This breathless post by Dominic Rushe in the Guardian is full of misguided panic because of Google’s totally-reasonable response to a class-action lawsuit in California:
“Google has finally admitted they don’t respect privacy,” said John Simpson, Consumer Watchdog’s privacy project director. “People should take them at their word; if you care about your email correspondents’ privacy, don’t use Gmail.”
Oh for … The class-action lawyers are all fired up because Google — wait for it — looks for keywords in your email so it can serve relevant ads to you. And Google, in its response, said that yes, if you use Gmail, you should assume that this is happening. This is correct. You are silly if you don’t think Google is indexing your Gmail account so it can serve you ads. That’s the deal. There is no secret. Google serves you relevant ads based on the contents of your email.
It also indexes your email, by the way, so that you can search it lightning-fast, which everybody likes. Essentially, Google’s servers are creating a table of words and phrases for each email. It’s more complicated than that, but there’s absolutely no way you should be surprised by this. The Droid Lawyer explains this non-issue with much more patience than I can muster.

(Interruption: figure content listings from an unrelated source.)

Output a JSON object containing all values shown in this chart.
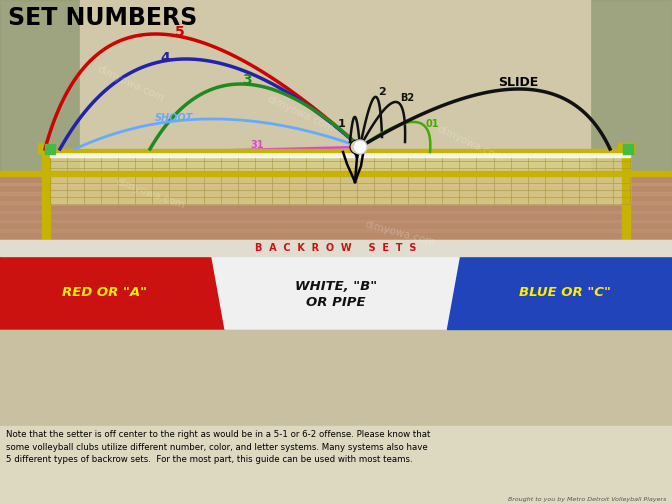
{
  "title": "SET NUMBERS",
  "backrow_header": "B  A  C  K  R  O  W     S  E  T  S",
  "red_label": "RED OR \"A\"",
  "white_label": "WHITE, \"B\"\nOR PIPE",
  "blue_label": "BLUE OR \"C\"",
  "footer_text": "Note that the setter is off center to the right as would be in a 5-1 or 6-2 offense. Please know that\nsome volleyball clubs utilize different number, color, and letter systems. Many systems also have\n5 different types of backrow sets.  For the most part, this guide can be used with most teams.",
  "credit_text": "Brought to you by Metro Detroit Volleyball Players",
  "slide_label": "SLIDE",
  "shoot_label": "SHOOT",
  "bg_top": "#c8c0a0",
  "bg_sky": "#b8b898",
  "court_color": "#b8896a",
  "court_stripe": "#c89878",
  "net_fill": "#d8cc88",
  "net_line": "#a89840",
  "post_color": "#c8b400",
  "footer_bg": "#ddd8c0",
  "red_color": "#cc1111",
  "white_color": "#f0f0f0",
  "blue_color": "#2244bb",
  "backrow_bar_color": "#e0ddd0",
  "backrow_text_color": "#cc1111",
  "red_label_color": "#ffee00",
  "white_label_color": "#111111",
  "blue_label_color": "#ffee00",
  "arc5_color": "#cc0000",
  "arc4_color": "#2222aa",
  "arc3_color": "#228822",
  "shoot_color": "#66aaff",
  "arc31_color": "#dd44dd",
  "arc1_color": "#111111",
  "arc2_color": "#111111",
  "arcB2_color": "#111111",
  "arc01_color": "#44aa00",
  "slide_color": "#111111"
}
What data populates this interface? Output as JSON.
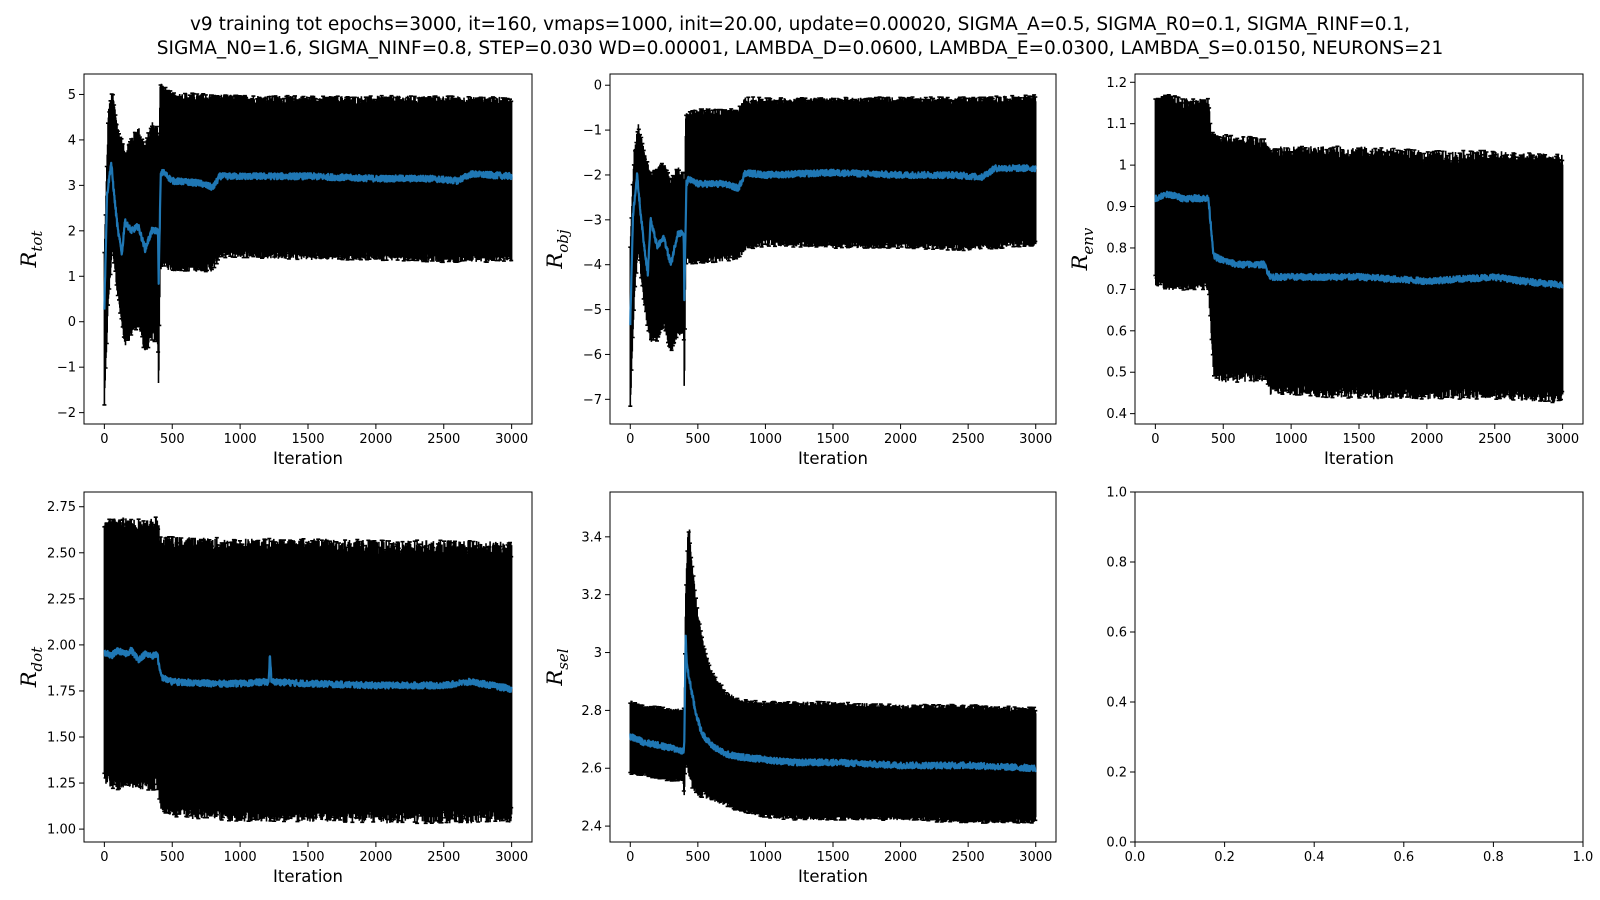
{
  "figure": {
    "title_line1": "v9 training tot epochs=3000, it=160, vmaps=1000, init=20.00, update=0.00020, SIGMA_A=0.5, SIGMA_R0=0.1, SIGMA_RINF=0.1,",
    "title_line2": "SIGMA_N0=1.6, SIGMA_NINF=0.8, STEP=0.030 WD=0.00001, LAMBDA_D=0.0600, LAMBDA_E=0.0300, LAMBDA_S=0.0150, NEURONS=21"
  },
  "chart_data": [
    {
      "type": "line",
      "ylabel_main": "R",
      "ylabel_sub": "tot",
      "xlabel": "Iteration",
      "xlim": [
        -150,
        3150
      ],
      "ylim": [
        -2.25,
        5.45
      ],
      "xticks": [
        0,
        500,
        1000,
        1500,
        2000,
        2500,
        3000
      ],
      "yticks": [
        -2,
        -1,
        0,
        1,
        2,
        3,
        4,
        5
      ],
      "line_color": "#1f77b4",
      "errorbar_color": "#000000",
      "mean_series": {
        "x": [
          0,
          20,
          50,
          75,
          100,
          130,
          150,
          200,
          250,
          300,
          350,
          395,
          400,
          415,
          430,
          500,
          700,
          800,
          850,
          1000,
          1500,
          2000,
          2400,
          2600,
          2700,
          3000
        ],
        "y": [
          0.3,
          2.8,
          3.5,
          2.7,
          2.0,
          1.5,
          2.2,
          2.0,
          2.1,
          1.6,
          2.0,
          2.0,
          0.9,
          3.2,
          3.3,
          3.1,
          3.05,
          2.95,
          3.2,
          3.2,
          3.2,
          3.15,
          3.15,
          3.1,
          3.25,
          3.2
        ]
      },
      "upper_band": {
        "x": [
          0,
          30,
          60,
          100,
          150,
          200,
          250,
          300,
          350,
          395,
          400,
          410,
          430,
          500,
          1000,
          1500,
          2000,
          2500,
          3000
        ],
        "y": [
          1.5,
          4.6,
          5.0,
          4.2,
          3.7,
          4.0,
          4.2,
          3.8,
          4.3,
          4.2,
          3.0,
          5.25,
          5.1,
          4.95,
          4.9,
          4.88,
          4.88,
          4.88,
          4.85
        ]
      },
      "lower_band": {
        "x": [
          0,
          30,
          60,
          100,
          150,
          200,
          250,
          300,
          350,
          395,
          400,
          410,
          430,
          500,
          800,
          850,
          1000,
          1500,
          2000,
          2500,
          3000
        ],
        "y": [
          -1.8,
          0.5,
          1.7,
          0.6,
          -0.5,
          -0.2,
          0.0,
          -0.6,
          -0.3,
          -0.4,
          -1.6,
          1.2,
          1.3,
          1.2,
          1.2,
          1.5,
          1.5,
          1.45,
          1.45,
          1.4,
          1.4
        ]
      }
    },
    {
      "type": "line",
      "ylabel_main": "R",
      "ylabel_sub": "obj",
      "xlabel": "Iteration",
      "xlim": [
        -150,
        3150
      ],
      "ylim": [
        -7.55,
        0.25
      ],
      "xticks": [
        0,
        500,
        1000,
        1500,
        2000,
        2500,
        3000
      ],
      "yticks": [
        -7,
        -6,
        -5,
        -4,
        -3,
        -2,
        -1,
        0
      ],
      "line_color": "#1f77b4",
      "errorbar_color": "#000000",
      "mean_series": {
        "x": [
          0,
          20,
          50,
          75,
          100,
          130,
          150,
          200,
          250,
          300,
          350,
          395,
          400,
          415,
          430,
          500,
          700,
          800,
          850,
          1000,
          1500,
          2000,
          2400,
          2600,
          2700,
          3000
        ],
        "y": [
          -5.3,
          -2.9,
          -2.0,
          -2.8,
          -3.5,
          -4.2,
          -3.0,
          -3.6,
          -3.4,
          -4.0,
          -3.3,
          -3.3,
          -4.8,
          -2.2,
          -2.1,
          -2.2,
          -2.2,
          -2.3,
          -1.95,
          -2.0,
          -1.95,
          -2.0,
          -2.0,
          -2.05,
          -1.85,
          -1.85
        ]
      },
      "upper_band": {
        "x": [
          0,
          30,
          60,
          100,
          150,
          200,
          250,
          300,
          350,
          395,
          400,
          410,
          430,
          500,
          800,
          850,
          1000,
          1500,
          2000,
          2500,
          3000
        ],
        "y": [
          -3.5,
          -1.5,
          -0.9,
          -1.5,
          -2.0,
          -1.9,
          -1.8,
          -2.2,
          -1.9,
          -2.0,
          -3.2,
          -0.7,
          -0.65,
          -0.6,
          -0.6,
          -0.35,
          -0.35,
          -0.35,
          -0.35,
          -0.35,
          -0.3
        ]
      },
      "lower_band": {
        "x": [
          0,
          30,
          60,
          100,
          150,
          200,
          250,
          300,
          350,
          395,
          400,
          410,
          430,
          500,
          800,
          850,
          1000,
          1500,
          2000,
          2500,
          3000
        ],
        "y": [
          -7.2,
          -4.7,
          -3.6,
          -4.8,
          -5.7,
          -5.6,
          -5.3,
          -5.9,
          -5.5,
          -5.5,
          -6.9,
          -3.9,
          -3.9,
          -3.9,
          -3.8,
          -3.6,
          -3.5,
          -3.55,
          -3.55,
          -3.6,
          -3.5
        ]
      }
    },
    {
      "type": "line",
      "ylabel_main": "R",
      "ylabel_sub": "env",
      "xlabel": "Iteration",
      "xlim": [
        -150,
        3150
      ],
      "ylim": [
        0.375,
        1.22
      ],
      "xticks": [
        0,
        500,
        1000,
        1500,
        2000,
        2500,
        3000
      ],
      "yticks": [
        0.4,
        0.5,
        0.6,
        0.7,
        0.8,
        0.9,
        1.0,
        1.1,
        1.2
      ],
      "line_color": "#1f77b4",
      "errorbar_color": "#000000",
      "mean_series": {
        "x": [
          0,
          100,
          200,
          300,
          390,
          410,
          430,
          500,
          600,
          800,
          850,
          1000,
          1500,
          2000,
          2500,
          2700,
          3000
        ],
        "y": [
          0.92,
          0.93,
          0.92,
          0.92,
          0.92,
          0.85,
          0.78,
          0.77,
          0.76,
          0.76,
          0.73,
          0.73,
          0.73,
          0.72,
          0.73,
          0.72,
          0.71
        ]
      },
      "upper_band": {
        "x": [
          0,
          100,
          200,
          300,
          390,
          410,
          430,
          500,
          800,
          850,
          1000,
          1500,
          2000,
          2500,
          3000
        ],
        "y": [
          1.15,
          1.16,
          1.15,
          1.15,
          1.15,
          1.08,
          1.06,
          1.06,
          1.05,
          1.03,
          1.03,
          1.03,
          1.02,
          1.02,
          1.01
        ]
      },
      "lower_band": {
        "x": [
          0,
          100,
          200,
          300,
          390,
          410,
          430,
          500,
          800,
          850,
          1000,
          1500,
          2000,
          2500,
          3000
        ],
        "y": [
          0.72,
          0.71,
          0.71,
          0.71,
          0.71,
          0.6,
          0.5,
          0.49,
          0.49,
          0.46,
          0.46,
          0.45,
          0.45,
          0.45,
          0.44
        ]
      }
    },
    {
      "type": "line",
      "ylabel_main": "R",
      "ylabel_sub": "dot",
      "xlabel": "Iteration",
      "xlim": [
        -150,
        3150
      ],
      "ylim": [
        0.93,
        2.83
      ],
      "xticks": [
        0,
        500,
        1000,
        1500,
        2000,
        2500,
        3000
      ],
      "yticks": [
        1.0,
        1.25,
        1.5,
        1.75,
        2.0,
        2.25,
        2.5,
        2.75
      ],
      "ytick_labels": [
        "1.00",
        "1.25",
        "1.50",
        "1.75",
        "2.00",
        "2.25",
        "2.50",
        "2.75"
      ],
      "line_color": "#1f77b4",
      "errorbar_color": "#000000",
      "mean_series": {
        "x": [
          0,
          50,
          100,
          150,
          200,
          250,
          300,
          350,
          390,
          410,
          430,
          500,
          800,
          1000,
          1210,
          1220,
          1230,
          1500,
          2000,
          2500,
          2700,
          3000
        ],
        "y": [
          1.96,
          1.94,
          1.97,
          1.95,
          1.97,
          1.92,
          1.95,
          1.94,
          1.95,
          1.85,
          1.82,
          1.8,
          1.79,
          1.79,
          1.8,
          1.95,
          1.8,
          1.79,
          1.78,
          1.78,
          1.8,
          1.76
        ]
      },
      "upper_band": {
        "x": [
          0,
          100,
          200,
          300,
          390,
          410,
          430,
          500,
          1000,
          1500,
          2000,
          2500,
          3000
        ],
        "y": [
          2.64,
          2.66,
          2.66,
          2.64,
          2.66,
          2.58,
          2.55,
          2.55,
          2.54,
          2.54,
          2.53,
          2.53,
          2.52
        ]
      },
      "lower_band": {
        "x": [
          0,
          100,
          200,
          300,
          390,
          410,
          430,
          500,
          1000,
          1500,
          2000,
          2500,
          3000
        ],
        "y": [
          1.27,
          1.25,
          1.26,
          1.25,
          1.25,
          1.15,
          1.12,
          1.1,
          1.08,
          1.08,
          1.07,
          1.07,
          1.07
        ]
      }
    },
    {
      "type": "line",
      "ylabel_main": "R",
      "ylabel_sub": "sel",
      "xlabel": "Iteration",
      "xlim": [
        -150,
        3150
      ],
      "ylim": [
        2.345,
        3.555
      ],
      "xticks": [
        0,
        500,
        1000,
        1500,
        2000,
        2500,
        3000
      ],
      "yticks": [
        2.4,
        2.6,
        2.8,
        3.0,
        3.2,
        3.4
      ],
      "line_color": "#1f77b4",
      "errorbar_color": "#000000",
      "mean_series": {
        "x": [
          0,
          100,
          200,
          300,
          390,
          395,
          400,
          410,
          420,
          440,
          480,
          530,
          600,
          700,
          800,
          1000,
          1200,
          1500,
          2000,
          2500,
          3000
        ],
        "y": [
          2.71,
          2.69,
          2.68,
          2.67,
          2.66,
          2.65,
          2.7,
          3.05,
          2.95,
          2.9,
          2.8,
          2.72,
          2.68,
          2.65,
          2.64,
          2.63,
          2.62,
          2.62,
          2.61,
          2.61,
          2.6
        ]
      },
      "upper_band": {
        "x": [
          0,
          100,
          200,
          300,
          390,
          400,
          410,
          430,
          460,
          500,
          550,
          600,
          700,
          800,
          1000,
          1500,
          2000,
          2500,
          3000
        ],
        "y": [
          2.83,
          2.81,
          2.81,
          2.8,
          2.8,
          2.8,
          3.2,
          3.45,
          3.3,
          3.12,
          3.0,
          2.93,
          2.86,
          2.83,
          2.82,
          2.82,
          2.81,
          2.81,
          2.8
        ]
      },
      "lower_band": {
        "x": [
          0,
          100,
          200,
          300,
          390,
          400,
          410,
          430,
          460,
          500,
          600,
          800,
          1000,
          1200,
          1500,
          2000,
          2500,
          3000
        ],
        "y": [
          2.58,
          2.58,
          2.57,
          2.56,
          2.56,
          2.5,
          2.64,
          2.6,
          2.55,
          2.52,
          2.5,
          2.46,
          2.44,
          2.43,
          2.43,
          2.43,
          2.42,
          2.42
        ]
      }
    },
    {
      "type": "line",
      "empty": true,
      "xlim": [
        0,
        1
      ],
      "ylim": [
        0,
        1
      ],
      "xticks": [
        0,
        0.2,
        0.4,
        0.6,
        0.8,
        1.0
      ],
      "yticks": [
        0,
        0.2,
        0.4,
        0.6,
        0.8,
        1.0
      ],
      "xtick_labels": [
        "0.0",
        "0.2",
        "0.4",
        "0.6",
        "0.8",
        "1.0"
      ],
      "ytick_labels": [
        "0.0",
        "0.2",
        "0.4",
        "0.6",
        "0.8",
        "1.0"
      ]
    }
  ]
}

Should you feel icky about the fact that Google’s servers know what’s in your correspondence? Depends. Don’t forget that the NSA does, too, probably with Google’s cooperation. I pulled my email off of Google’s servers shortly after the NSA revelations, and I am perfectly happy storing it on my own server and accessing it with my iPhone and Postbox, which still indexes my email for lighting-fast search, but the index remains on my computer. It was easy, and even if the NSA is probably still reading my email, at least Google isn’t.
I was Google-free for all of two weeks, if I remember correctly. It turns out that Gmail is probably more secure than hosting my own email, and it’s way more convenient. I did, however, pay for Google Apps account for my own domain. I get a bit better control and a teeny bit less intrusion that way.